[DL] What is weight decay?

In a deep neural network, the more layers there are, the more expressive the model will be. However, the higher the number of layers, the higher the risk of ** overfitting **. The risk of ** overfitting ** is reduced by limiting the degree of freedom of the parameter while maintaining the expressive power of the Model. One of the methods is ** weight decay **.

The weight update formula is written as follows.

w \leftarrow w -\eta \frac{\partial C(w)}{\partial w} - \eta \lambda w

The above formula is a little difficult to understand what you want to do, but it actually comes from the cost function as shown below.

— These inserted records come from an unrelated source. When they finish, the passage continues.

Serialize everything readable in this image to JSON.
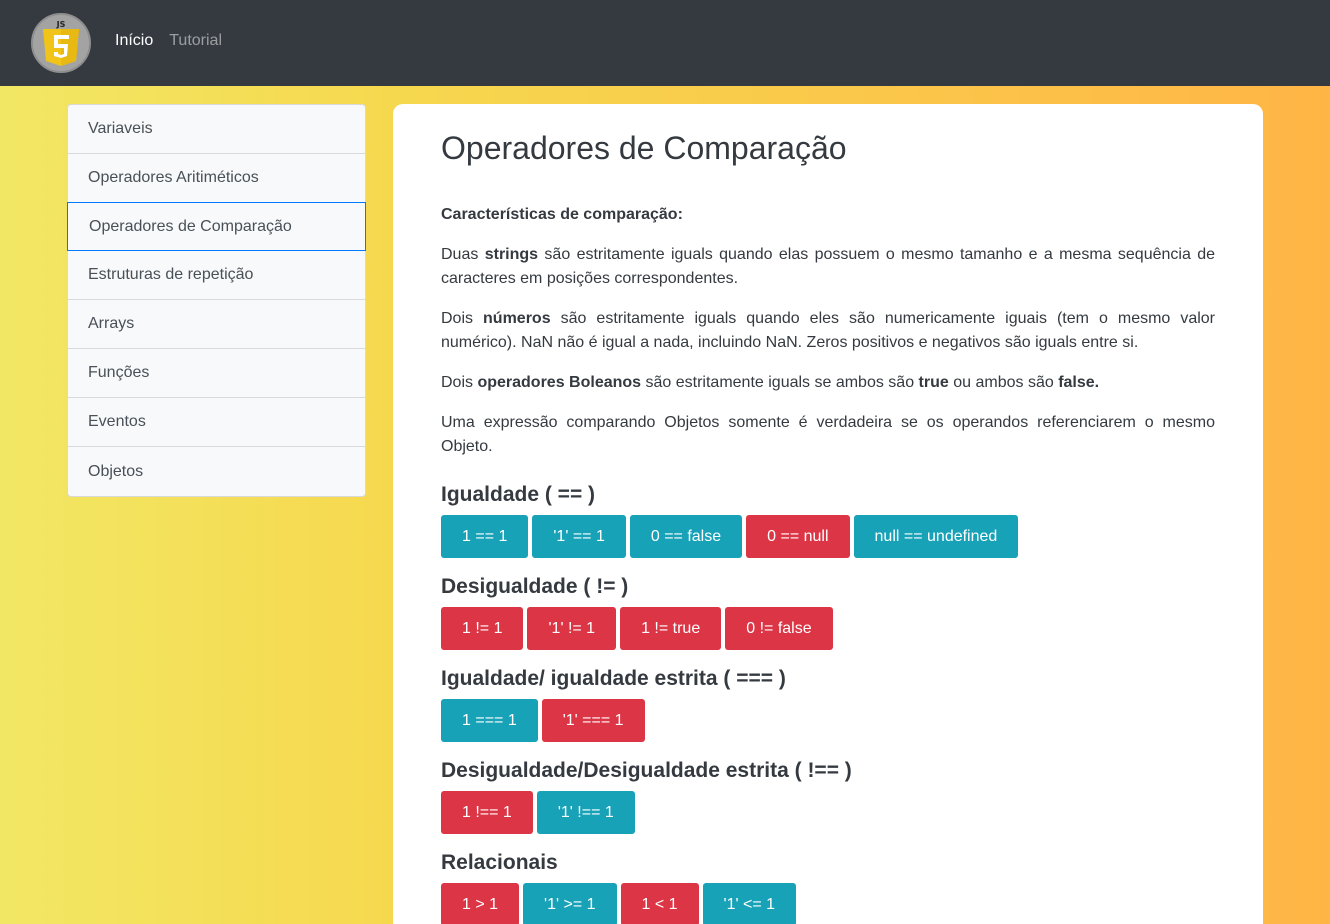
{
  "nav": {
    "logo_text": "JS 5",
    "links": [
      {
        "label": "Início",
        "active": true
      },
      {
        "label": "Tutorial",
        "active": false
      }
    ]
  },
  "sidebar": {
    "items": [
      {
        "label": "Variaveis"
      },
      {
        "label": "Operadores Aritiméticos"
      },
      {
        "label": "Operadores de Comparação",
        "active": true
      },
      {
        "label": "Estruturas de repetição"
      },
      {
        "label": "Arrays"
      },
      {
        "label": "Funções"
      },
      {
        "label": "Eventos"
      },
      {
        "label": "Objetos"
      }
    ]
  },
  "main": {
    "title": "Operadores de Comparação",
    "subtitle": "Características de comparação:",
    "p1": {
      "a": "Duas ",
      "b": "strings",
      "c": " são estritamente iguals quando elas possuem o mesmo tamanho e a mesma sequência de caracteres em posições correspondentes."
    },
    "p2": {
      "a": "Dois ",
      "b": "números",
      "c": " são estritamente iguals quando eles são numericamente iguais (tem o mesmo valor numérico). NaN não é igual a nada, incluindo NaN. Zeros positivos e negativos são iguals entre si."
    },
    "p3": {
      "a": "Dois ",
      "b": "operadores Boleanos",
      "c": " são estritamente iguals se ambos são ",
      "d": "true",
      "e": " ou ambos são ",
      "f": "false."
    },
    "p4": "Uma expressão comparando Objetos somente é verdadeira se os operandos referenciarem o mesmo Objeto.",
    "sections": [
      {
        "title": "Igualdade ( == )",
        "buttons": [
          {
            "label": "1 == 1",
            "color": "#17a2b8"
          },
          {
            "label": "'1' == 1",
            "color": "#17a2b8"
          },
          {
            "label": "0 == false",
            "color": "#17a2b8"
          },
          {
            "label": "0 == null",
            "color": "#dc3545"
          },
          {
            "label": "null == undefined",
            "color": "#17a2b8"
          }
        ]
      },
      {
        "title": "Desigualdade ( != )",
        "buttons": [
          {
            "label": "1 != 1",
            "color": "#dc3545"
          },
          {
            "label": "'1' != 1",
            "color": "#dc3545"
          },
          {
            "label": "1 != true",
            "color": "#dc3545"
          },
          {
            "label": "0 != false",
            "color": "#dc3545"
          }
        ]
      },
      {
        "title": "Igualdade/ igualdade estrita ( === )",
        "buttons": [
          {
            "label": "1 === 1",
            "color": "#17a2b8"
          },
          {
            "label": "'1' === 1",
            "color": "#dc3545"
          }
        ]
      },
      {
        "title": "Desigualdade/Desigualdade estrita ( !== )",
        "buttons": [
          {
            "label": "1 !== 1",
            "color": "#dc3545"
          },
          {
            "label": "'1' !== 1",
            "color": "#17a2b8"
          }
        ]
      },
      {
        "title": "Relacionais",
        "buttons": [
          {
            "label": "1 > 1",
            "color": "#dc3545"
          },
          {
            "label": "'1' >= 1",
            "color": "#17a2b8"
          },
          {
            "label": "1 < 1",
            "color": "#dc3545"
          },
          {
            "label": "'1' <= 1",
            "color": "#17a2b8"
          }
        ]
      }
    ]
  }
}
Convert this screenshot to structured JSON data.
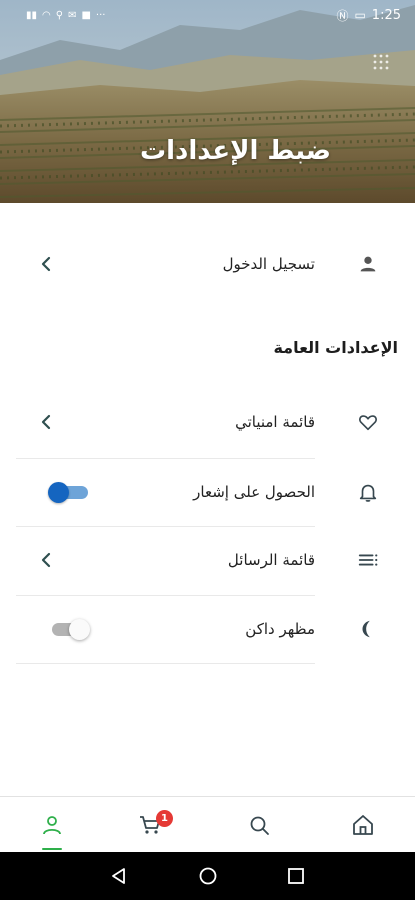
{
  "status_bar": {
    "time": "1:25",
    "left_icons": [
      "signal-icon",
      "wifi-icon",
      "usb-icon",
      "message-icon",
      "app-icon",
      "more-icon"
    ],
    "right_icons": [
      "nfc-icon",
      "battery-icon"
    ]
  },
  "header": {
    "title": "ضبط الإعدادات"
  },
  "login": {
    "label": "تسجيل الدخول",
    "icon": "person-icon"
  },
  "general_settings": {
    "title": "الإعدادات العامة",
    "items": [
      {
        "label": "قائمة امنياتي",
        "icon": "heart-icon",
        "control": "chevron"
      },
      {
        "label": "الحصول على إشعار",
        "icon": "bell-icon",
        "control": "toggle",
        "enabled": true
      },
      {
        "label": "قائمة الرسائل",
        "icon": "list-icon",
        "control": "chevron"
      },
      {
        "label": "مظهر داكن",
        "icon": "moon-icon",
        "control": "toggle",
        "enabled": false
      }
    ]
  },
  "bottom_nav": {
    "items": [
      "profile-icon",
      "cart-icon",
      "search-icon",
      "home-icon"
    ],
    "active": "profile-icon",
    "cart_badge": "1"
  },
  "colors": {
    "accent_green": "#2eaf4a",
    "toggle_on": "#1565c0",
    "badge": "#e53935",
    "icon_dark": "#37474f"
  }
}
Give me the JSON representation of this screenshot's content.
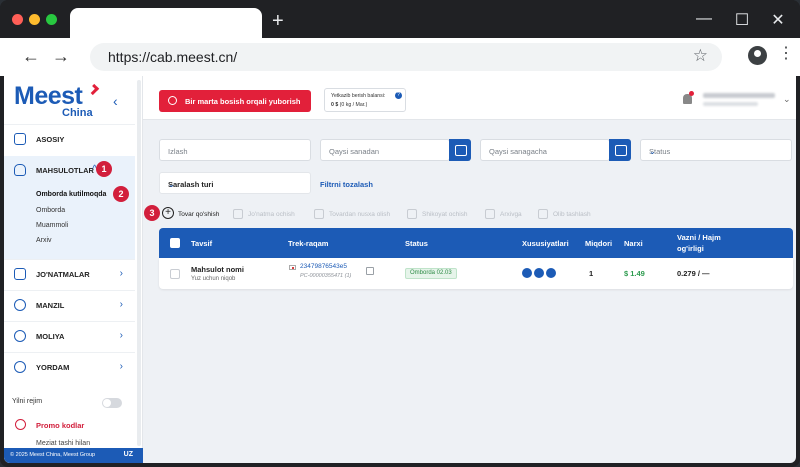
{
  "browser": {
    "url": "https://cab.meest.cn/",
    "new_tab": "+",
    "win_min": "—",
    "win_max": "☐",
    "win_close": "✕",
    "back": "←",
    "forward": "→",
    "star": "☆",
    "menu": "⋮"
  },
  "sidebar": {
    "logo": "Meest",
    "logo_sub": "China",
    "collapse": "‹",
    "items": [
      {
        "label": "ASOSIY"
      },
      {
        "label": "MAHSULOTLAR"
      },
      {
        "label": "JO'NATMALAR"
      },
      {
        "label": "MANZIL"
      },
      {
        "label": "MOLIYA"
      },
      {
        "label": "YORDAM"
      }
    ],
    "subitems": [
      "Omborda kutilmoqda",
      "Omborda",
      "Muammoli",
      "Arxiv"
    ],
    "dark_mode": "Yilni rejim",
    "promo": "Promo kodlar",
    "cut_item": "Meziat tashi hilan",
    "footer": "© 2025 Meest China, Meest Group",
    "lang": "UZ"
  },
  "badges": [
    "1",
    "2",
    "3"
  ],
  "header": {
    "send_button": "Bir marta bosish orqali yuborish",
    "balance_label": "Yetkazib berish balansi:",
    "balance_value": "0 $",
    "balance_unit": "(0 kg / Mar.)",
    "help": "?"
  },
  "filters": {
    "search_placeholder": "Izlash",
    "date_from": "Qaysi sanadan",
    "date_to": "Qaysi sanagacha",
    "status": "Status",
    "sort": "Saralash turi",
    "clear": "Filtrni tozalash"
  },
  "actions": [
    {
      "label": "Tovar qo'shish",
      "enabled": true
    },
    {
      "label": "Jo'natma ochish",
      "enabled": false
    },
    {
      "label": "Tovardan nusxa olish",
      "enabled": false
    },
    {
      "label": "Shikoyat ochish",
      "enabled": false
    },
    {
      "label": "Arxivga",
      "enabled": false
    },
    {
      "label": "Olib tashlash",
      "enabled": false
    }
  ],
  "table": {
    "headers": [
      "Tavsif",
      "Trek-raqam",
      "Status",
      "Xususiyatlari",
      "Miqdori",
      "Narxi",
      "Vazni / Hajm",
      "og'irligi"
    ],
    "row": {
      "name": "Mahsulot nomi",
      "desc": "Yuz uchun niqob",
      "track": "23479876543e5",
      "track_sub": "PC-00000355471 (1)",
      "status": "Omborda 02.03",
      "qty": "1",
      "price": "$ 1.49",
      "weight": "0.279 / —"
    }
  },
  "colors": {
    "brand": "#1c5bb6",
    "accent": "#e2203a",
    "success": "#2e9b4f"
  }
}
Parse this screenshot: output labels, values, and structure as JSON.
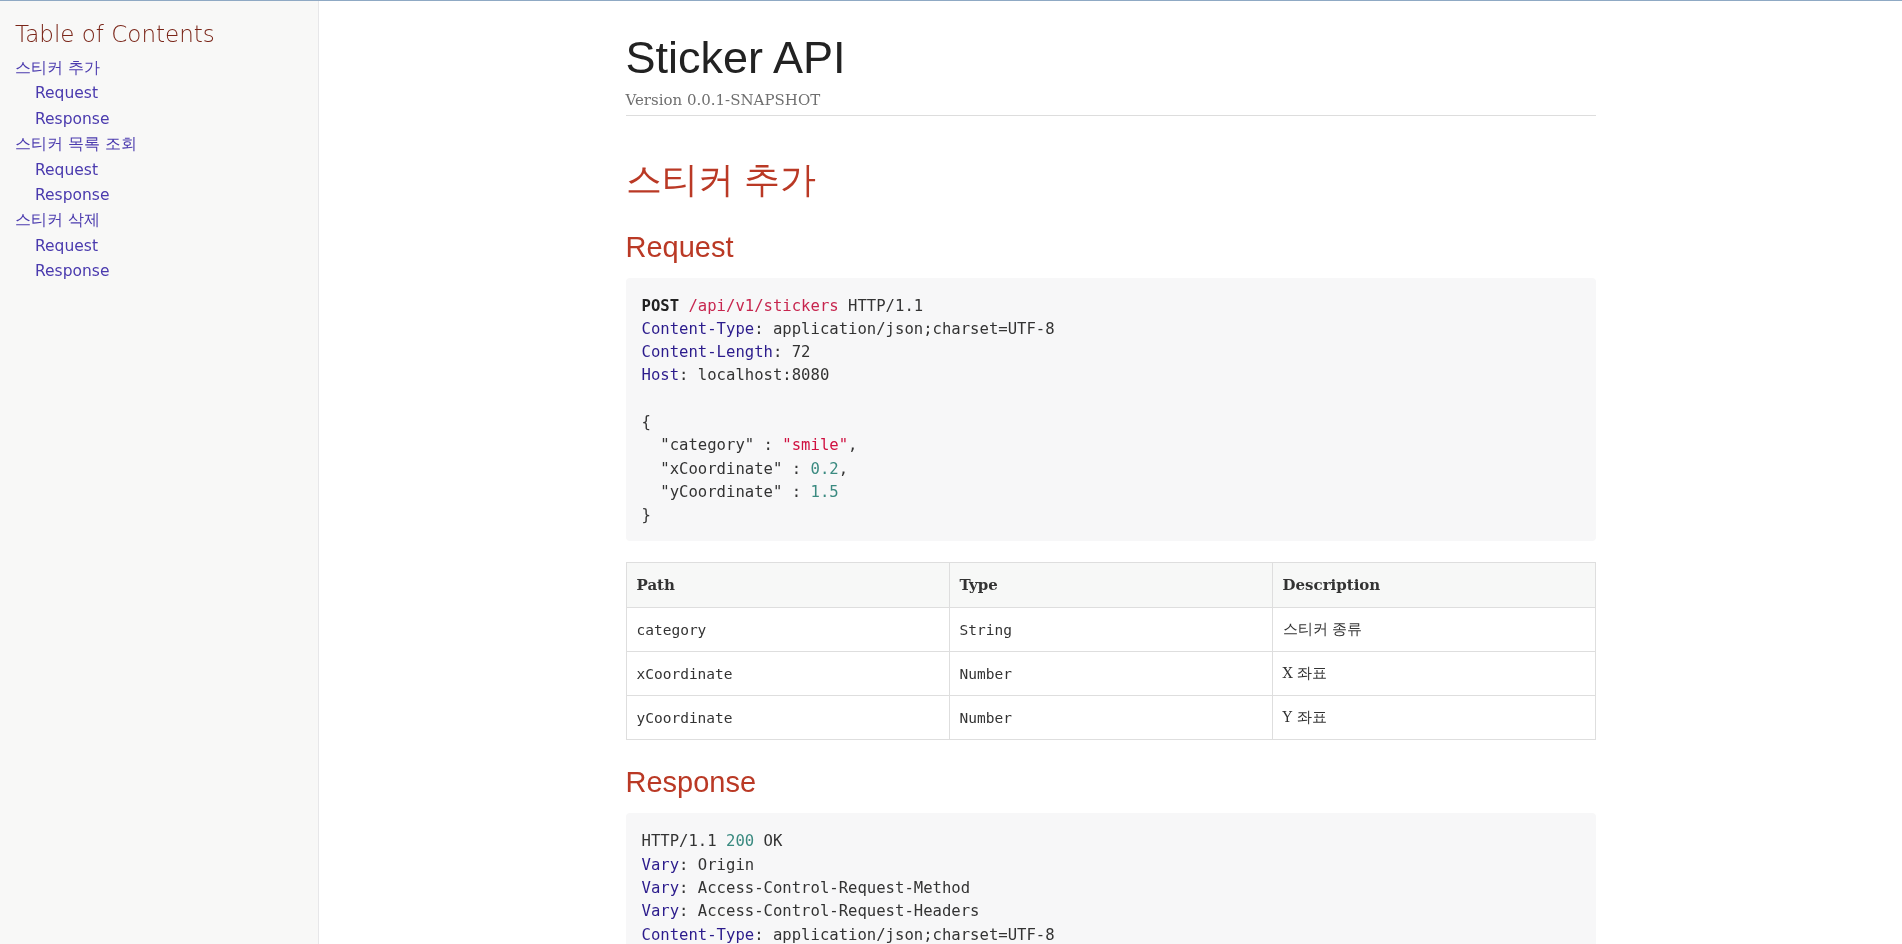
{
  "toc": {
    "title": "Table of Contents",
    "items": [
      {
        "label": "스티커 추가",
        "children": [
          {
            "label": "Request"
          },
          {
            "label": "Response"
          }
        ]
      },
      {
        "label": "스티커 목록 조회",
        "children": [
          {
            "label": "Request"
          },
          {
            "label": "Response"
          }
        ]
      },
      {
        "label": "스티커 삭제",
        "children": [
          {
            "label": "Request"
          },
          {
            "label": "Response"
          }
        ]
      }
    ]
  },
  "header": {
    "title": "Sticker API",
    "version": "Version 0.0.1-SNAPSHOT"
  },
  "sections": [
    {
      "title": "스티커 추가",
      "parts": [
        {
          "title": "Request",
          "code": [
            [
              [
                {
                  "kind": "method",
                  "text": "POST"
                },
                {
                  "kind": "path",
                  "text": " /api/v1/stickers"
                },
                {
                  "kind": "plain",
                  "text": " HTTP/1.1"
                }
              ],
              [
                {
                  "kind": "header",
                  "text": "Content-Type"
                },
                {
                  "kind": "plain",
                  "text": ": application/json;charset=UTF-8"
                }
              ],
              [
                {
                  "kind": "header",
                  "text": "Content-Length"
                },
                {
                  "kind": "plain",
                  "text": ": 72"
                }
              ],
              [
                {
                  "kind": "header",
                  "text": "Host"
                },
                {
                  "kind": "plain",
                  "text": ": localhost:8080"
                }
              ]
            ],
            [
              [
                {
                  "kind": "plain",
                  "text": "{"
                }
              ],
              [
                {
                  "kind": "plain",
                  "text": "  \"category\" : "
                },
                {
                  "kind": "string",
                  "text": "\"smile\""
                },
                {
                  "kind": "plain",
                  "text": ","
                }
              ],
              [
                {
                  "kind": "plain",
                  "text": "  \"xCoordinate\" : "
                },
                {
                  "kind": "number",
                  "text": "0.2"
                },
                {
                  "kind": "plain",
                  "text": ","
                }
              ],
              [
                {
                  "kind": "plain",
                  "text": "  \"yCoordinate\" : "
                },
                {
                  "kind": "number",
                  "text": "1.5"
                }
              ],
              [
                {
                  "kind": "plain",
                  "text": "}"
                }
              ]
            ]
          ],
          "table": {
            "columns": [
              "Path",
              "Type",
              "Description"
            ],
            "rows": [
              [
                "category",
                "String",
                "스티커 종류"
              ],
              [
                "xCoordinate",
                "Number",
                "X 좌표"
              ],
              [
                "yCoordinate",
                "Number",
                "Y 좌표"
              ]
            ]
          }
        },
        {
          "title": "Response",
          "code": [
            [
              [
                {
                  "kind": "plain",
                  "text": "HTTP/1.1 "
                },
                {
                  "kind": "number",
                  "text": "200"
                },
                {
                  "kind": "plain",
                  "text": " OK"
                }
              ],
              [
                {
                  "kind": "header",
                  "text": "Vary"
                },
                {
                  "kind": "plain",
                  "text": ": Origin"
                }
              ],
              [
                {
                  "kind": "header",
                  "text": "Vary"
                },
                {
                  "kind": "plain",
                  "text": ": Access-Control-Request-Method"
                }
              ],
              [
                {
                  "kind": "header",
                  "text": "Vary"
                },
                {
                  "kind": "plain",
                  "text": ": Access-Control-Request-Headers"
                }
              ],
              [
                {
                  "kind": "header",
                  "text": "Content-Type"
                },
                {
                  "kind": "plain",
                  "text": ": application/json;charset=UTF-8"
                }
              ]
            ]
          ]
        }
      ]
    }
  ]
}
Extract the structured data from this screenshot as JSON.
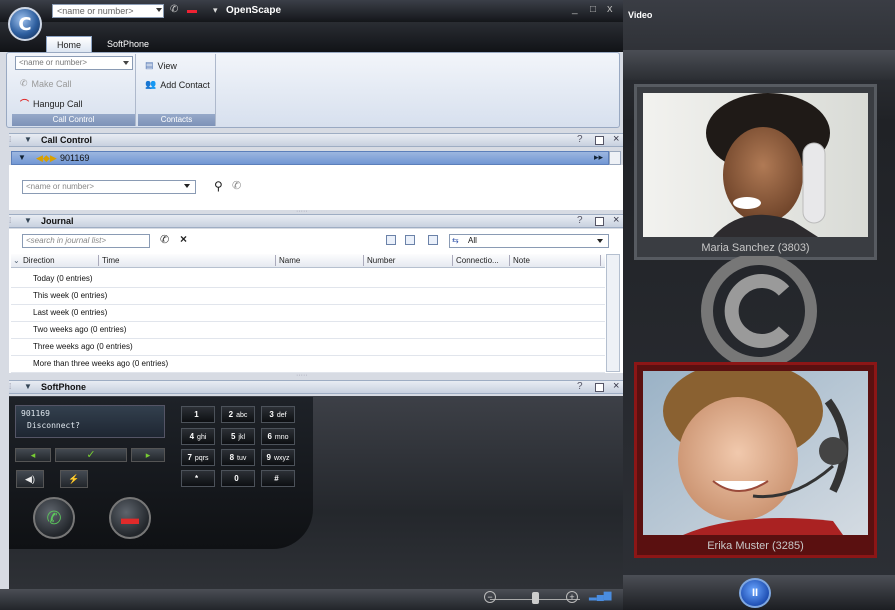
{
  "title_bar": {
    "app_title": "OpenScape",
    "quick_combo_placeholder": "<name or number>",
    "window_controls": {
      "minimize": "_",
      "maximize": "□",
      "close": "x"
    }
  },
  "tabs": [
    {
      "label": "Home"
    },
    {
      "label": "SoftPhone"
    }
  ],
  "ribbon": {
    "combo_placeholder": "<name or number>",
    "make_call": "Make Call",
    "hangup_call": "Hangup Call",
    "group_call_control": "Call Control",
    "view": "View",
    "add_contact": "Add Contact",
    "group_contacts": "Contacts"
  },
  "call_control": {
    "title": "Call Control",
    "active_number": "901169",
    "input_placeholder": "<name or number>"
  },
  "journal": {
    "title": "Journal",
    "search_placeholder": "<search in journal list>",
    "filter_value": "All",
    "columns": [
      "Direction",
      "Time",
      "Name",
      "Number",
      "Connectio...",
      "Note"
    ],
    "rows": [
      "Today (0 entries)",
      "This week (0 entries)",
      "Last week (0 entries)",
      "Two weeks ago (0 entries)",
      "Three weeks ago (0 entries)",
      "More than three weeks ago (0 entries)"
    ]
  },
  "softphone": {
    "title": "SoftPhone",
    "display_number": "901169",
    "display_status": "Disconnect?",
    "keys": [
      {
        "d": "1",
        "l": ""
      },
      {
        "d": "2",
        "l": "abc"
      },
      {
        "d": "3",
        "l": "def"
      },
      {
        "d": "4",
        "l": "ghi"
      },
      {
        "d": "5",
        "l": "jkl"
      },
      {
        "d": "6",
        "l": "mno"
      },
      {
        "d": "7",
        "l": "pqrs"
      },
      {
        "d": "8",
        "l": "tuv"
      },
      {
        "d": "9",
        "l": "wxyz"
      },
      {
        "d": "*",
        "l": ""
      },
      {
        "d": "0",
        "l": ""
      },
      {
        "d": "#",
        "l": ""
      }
    ]
  },
  "video": {
    "title": "Video",
    "participants": [
      {
        "name": "Maria Sanchez (3803)"
      },
      {
        "name": "Erika Muster (3285)"
      }
    ]
  },
  "colors": {
    "accent_blue": "#7297d4",
    "ribbon_label": "#7d92b8",
    "hangup_red": "#e02a2a",
    "call_green": "#4caf50",
    "active_frame_red": "#8c1616"
  }
}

\tilde C(w) = C(w) + \frac{\lambda}{2}||w||^2

This is the ** cost function ** with the ** L2 regularization ** clause. This term reduces the weight value. So, when you actually implement it, you will need to add the ** L2 regularization ** section to the cost.

Normally, ** L2 regularization ** is not applied to bias. This comes from the difference in the roles of neuron weight and bias. Since weight is the role of selecting the input, the value can be smaller as long as the priority does not change, but This is because bias is a threshold and may have to be large.

If you actually train with ** weight decay ** and ** without weight decay ** and look at the weight histogram, it will look like the figure below. The left is without weight decay and the right is with weight decay. You can see that the weight is getting smaller.

The accuracy is as follows. Blue is the result of no weight decay, red is the result of weight decay, the dotted line is the training data, and the solid line is the validation data.

import tensorflow as tf
import numpy as np
import scipy as sp
import matplotlib.pyplot as plt
from tensorflow.examples.tutorials.mnist import input_data

mnist = input_data.read_data_sets("./data/mnist/", one_hot=True)

image_size = 28
n_labels = 10
n_batch  = 128
n_train  = 10000
beta = 0.001

def accuracy(y, y_):
    return 100.0 * np.sum(np.argmax(y, 1) == np.argmax(y_, 1)) / y.shape[0]

with tf.variable_scope("slp"):
    x  = tf.placeholder(tf.float32, shape=(n_batch, image_size*image_size))
    y_ = tf.placeholder(tf.float32, shape=(n_batch, n_labels))
    w0 = tf.get_variable("w0", [image_size * image_size, n_labels], initializer=tf.truncated_normal_initializer(seed=0))
    b0 = tf.get_variable("b0", [n_labels], initializer=tf.constant_initializer(0.0))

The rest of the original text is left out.